Radant may satisfy her burden under the direct method by demonstrating that a "convincing mosaic" of circumstantial evidence exists from which a jury could infer intentional discrimination. Troupe v. May Dep't Stores Co., 20 F.3d 734, 737 (7th Cir. 1994). Circumstantial evidence must point directly to a discriminatory reason for her termination. Petts, 534 F.3d at 720. Evidence that similarly situated employees outside the protected class received systematically better treatment may constitute circumstantial evidence of intentional discrimination. Id. at 721. Radant contends she establishes Election Systems' systematic better treatment of men because her male co-workers drank alcohol during business hours without repercussions. Pl. Facts ¶¶ 55-56, 58-61, 65. Election Systems disputes evidence of employee alcohol consumption. Def. Resp. ¶¶ 55, 60, 65. The dispute is immaterial because the evidence does not support Radant's claim that Election Systems treated men more favorably than it treated her. She does not contend she was terminated for drinking alcohol at work. Indeed, she never drank alcohol in the day except at the office Christmas party. Radant Dep. Tr. at 24. Her sex discrimination claim is that she was fired because she is a woman, and not for performance issues as Elections Systems contends.

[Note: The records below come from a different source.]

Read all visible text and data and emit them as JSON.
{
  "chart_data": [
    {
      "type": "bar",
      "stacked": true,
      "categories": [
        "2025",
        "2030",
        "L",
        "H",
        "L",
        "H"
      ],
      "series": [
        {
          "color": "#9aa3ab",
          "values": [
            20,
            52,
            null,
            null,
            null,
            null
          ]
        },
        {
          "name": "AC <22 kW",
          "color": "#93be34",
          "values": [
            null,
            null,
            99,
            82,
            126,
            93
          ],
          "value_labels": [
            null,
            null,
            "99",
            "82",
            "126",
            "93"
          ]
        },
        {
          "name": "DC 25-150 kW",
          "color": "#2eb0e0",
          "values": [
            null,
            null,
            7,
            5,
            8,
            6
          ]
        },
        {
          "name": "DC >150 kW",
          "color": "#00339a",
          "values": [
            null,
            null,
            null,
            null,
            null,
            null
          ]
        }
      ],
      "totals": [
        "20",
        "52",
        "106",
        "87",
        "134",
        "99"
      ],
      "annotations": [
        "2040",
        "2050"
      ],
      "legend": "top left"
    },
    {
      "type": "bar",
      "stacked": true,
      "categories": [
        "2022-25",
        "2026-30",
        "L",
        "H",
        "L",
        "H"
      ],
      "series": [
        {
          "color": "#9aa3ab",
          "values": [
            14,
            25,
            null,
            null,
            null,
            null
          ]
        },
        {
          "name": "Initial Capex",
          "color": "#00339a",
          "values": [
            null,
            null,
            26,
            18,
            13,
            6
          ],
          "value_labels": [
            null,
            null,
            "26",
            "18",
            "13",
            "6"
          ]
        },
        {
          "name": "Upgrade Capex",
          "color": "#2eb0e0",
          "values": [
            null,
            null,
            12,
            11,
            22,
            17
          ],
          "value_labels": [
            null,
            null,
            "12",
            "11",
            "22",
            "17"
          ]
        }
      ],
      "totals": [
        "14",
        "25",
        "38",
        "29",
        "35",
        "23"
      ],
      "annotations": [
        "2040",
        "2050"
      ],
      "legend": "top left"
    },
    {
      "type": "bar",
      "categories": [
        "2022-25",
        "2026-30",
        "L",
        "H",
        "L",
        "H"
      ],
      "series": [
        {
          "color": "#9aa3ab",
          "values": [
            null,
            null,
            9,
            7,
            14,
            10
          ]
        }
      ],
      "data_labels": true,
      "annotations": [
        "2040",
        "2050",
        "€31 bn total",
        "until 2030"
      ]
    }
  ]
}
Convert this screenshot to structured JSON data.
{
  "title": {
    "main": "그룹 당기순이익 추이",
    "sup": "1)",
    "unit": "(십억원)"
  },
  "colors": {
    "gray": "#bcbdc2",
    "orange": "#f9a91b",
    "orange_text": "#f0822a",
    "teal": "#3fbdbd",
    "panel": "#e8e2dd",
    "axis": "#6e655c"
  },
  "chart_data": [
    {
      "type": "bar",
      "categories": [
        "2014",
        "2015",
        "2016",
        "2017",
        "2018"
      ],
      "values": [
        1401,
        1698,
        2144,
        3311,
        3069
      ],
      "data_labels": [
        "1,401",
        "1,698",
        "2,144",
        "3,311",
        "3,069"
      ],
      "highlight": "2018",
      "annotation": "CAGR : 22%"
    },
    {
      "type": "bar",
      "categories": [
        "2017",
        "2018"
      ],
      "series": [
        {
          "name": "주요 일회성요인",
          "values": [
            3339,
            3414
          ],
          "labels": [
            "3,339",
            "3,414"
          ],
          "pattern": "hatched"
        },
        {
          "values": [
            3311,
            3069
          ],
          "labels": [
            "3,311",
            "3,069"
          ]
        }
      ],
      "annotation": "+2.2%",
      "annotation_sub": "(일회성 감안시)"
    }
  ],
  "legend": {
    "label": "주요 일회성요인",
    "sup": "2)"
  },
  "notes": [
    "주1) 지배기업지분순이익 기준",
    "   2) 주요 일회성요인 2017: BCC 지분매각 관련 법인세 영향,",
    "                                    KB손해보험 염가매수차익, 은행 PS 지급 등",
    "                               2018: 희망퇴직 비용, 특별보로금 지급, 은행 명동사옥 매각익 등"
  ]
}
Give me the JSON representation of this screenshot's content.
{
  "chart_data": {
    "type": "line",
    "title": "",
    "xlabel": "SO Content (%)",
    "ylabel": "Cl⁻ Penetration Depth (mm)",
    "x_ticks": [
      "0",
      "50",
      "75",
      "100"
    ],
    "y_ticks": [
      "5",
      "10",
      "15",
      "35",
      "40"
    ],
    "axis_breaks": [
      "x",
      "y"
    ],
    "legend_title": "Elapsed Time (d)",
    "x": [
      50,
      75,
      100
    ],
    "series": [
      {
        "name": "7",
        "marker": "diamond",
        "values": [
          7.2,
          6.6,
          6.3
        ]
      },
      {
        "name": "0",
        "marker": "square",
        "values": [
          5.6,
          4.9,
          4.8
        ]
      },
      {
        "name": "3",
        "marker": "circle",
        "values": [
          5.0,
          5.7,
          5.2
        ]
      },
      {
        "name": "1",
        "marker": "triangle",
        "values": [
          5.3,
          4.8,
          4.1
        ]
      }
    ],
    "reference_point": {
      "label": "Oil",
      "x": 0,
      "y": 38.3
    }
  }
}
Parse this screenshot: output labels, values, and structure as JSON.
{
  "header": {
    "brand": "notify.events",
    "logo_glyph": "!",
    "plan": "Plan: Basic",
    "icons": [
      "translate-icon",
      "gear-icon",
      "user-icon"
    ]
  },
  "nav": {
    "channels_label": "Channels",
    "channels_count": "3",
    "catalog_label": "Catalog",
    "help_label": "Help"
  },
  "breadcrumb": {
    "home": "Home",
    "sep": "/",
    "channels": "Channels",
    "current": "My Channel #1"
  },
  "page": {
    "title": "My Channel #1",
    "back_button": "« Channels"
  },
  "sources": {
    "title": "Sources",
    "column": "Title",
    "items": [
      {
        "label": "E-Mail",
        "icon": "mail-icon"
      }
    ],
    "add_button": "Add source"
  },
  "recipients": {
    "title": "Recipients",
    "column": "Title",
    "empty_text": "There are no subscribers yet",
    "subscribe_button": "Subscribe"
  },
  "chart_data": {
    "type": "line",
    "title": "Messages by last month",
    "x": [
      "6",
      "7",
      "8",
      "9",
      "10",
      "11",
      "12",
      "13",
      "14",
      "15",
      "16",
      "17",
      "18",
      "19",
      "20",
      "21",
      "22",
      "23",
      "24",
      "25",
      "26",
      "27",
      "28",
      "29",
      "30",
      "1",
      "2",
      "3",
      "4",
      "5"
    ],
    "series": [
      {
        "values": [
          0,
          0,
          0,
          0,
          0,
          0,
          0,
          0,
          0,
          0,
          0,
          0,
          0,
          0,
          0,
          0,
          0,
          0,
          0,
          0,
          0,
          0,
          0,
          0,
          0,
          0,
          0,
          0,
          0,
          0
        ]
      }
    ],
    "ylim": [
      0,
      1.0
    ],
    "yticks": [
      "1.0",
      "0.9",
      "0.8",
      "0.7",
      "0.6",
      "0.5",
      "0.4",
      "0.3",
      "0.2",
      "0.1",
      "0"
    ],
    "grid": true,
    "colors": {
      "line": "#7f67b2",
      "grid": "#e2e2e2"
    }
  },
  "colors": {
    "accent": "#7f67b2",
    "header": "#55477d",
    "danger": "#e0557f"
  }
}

Radant argues her colleague William Malone received a "low" performance evaluation in August 2003 and was not terminated. Pl. Facts ¶ 56. Radant presents no evidence Malone is similarly situated. The record demonstrates he remedied his inadequate performance, Def. Ex. 10: Malone Dep. Tr. at 18-19. Radant presents no genuine issues of material fact that Election Systems systematically treated men more favorably. She fails to present direct evidence of sex discrimination.

Radant does not argue she satisfies the indirect burden-shifting method of proving sex discrimination. The indirect method requires Radant to establish a prima facie case of sex discrimination by showing she is a member of a protected class; her job performance met Election Systems' legitimate expectations; she suffered an adverse employment action; and similarly situated male employees were treated more favorably. Caskey, 535 F.3d at 591-92, If she demonstrates a prima facie case, the burden shifts to Election Systems to articulate a legitimate, nondiscriminatory reason for firing her. Petts, 534 F.3d at 725. If Election Systems meets this burden, Radant must prove Election Systems' reason is pretextual. Id. She fails to demonstrate a genuine issue of material fact that similarly situated male employees were treated more favorably, or that her work performance was a pretextual basis for termination. Summary judgment is warranted for Election Systems on Count II for sex discrimination.

CONCLUSION

Election Systems' summary judgment motion is granted. Election Systems is entitled to judgment on Count I for disability discrimination because Radant fails to establish a prima facie case of disability discrimination, or that inadequate work performance is a pretextual reason for her termination. Judgment in favor of Elections Systems on Count II for sex discrimination is warranted because Radant fails to present direct evidence of discrimination.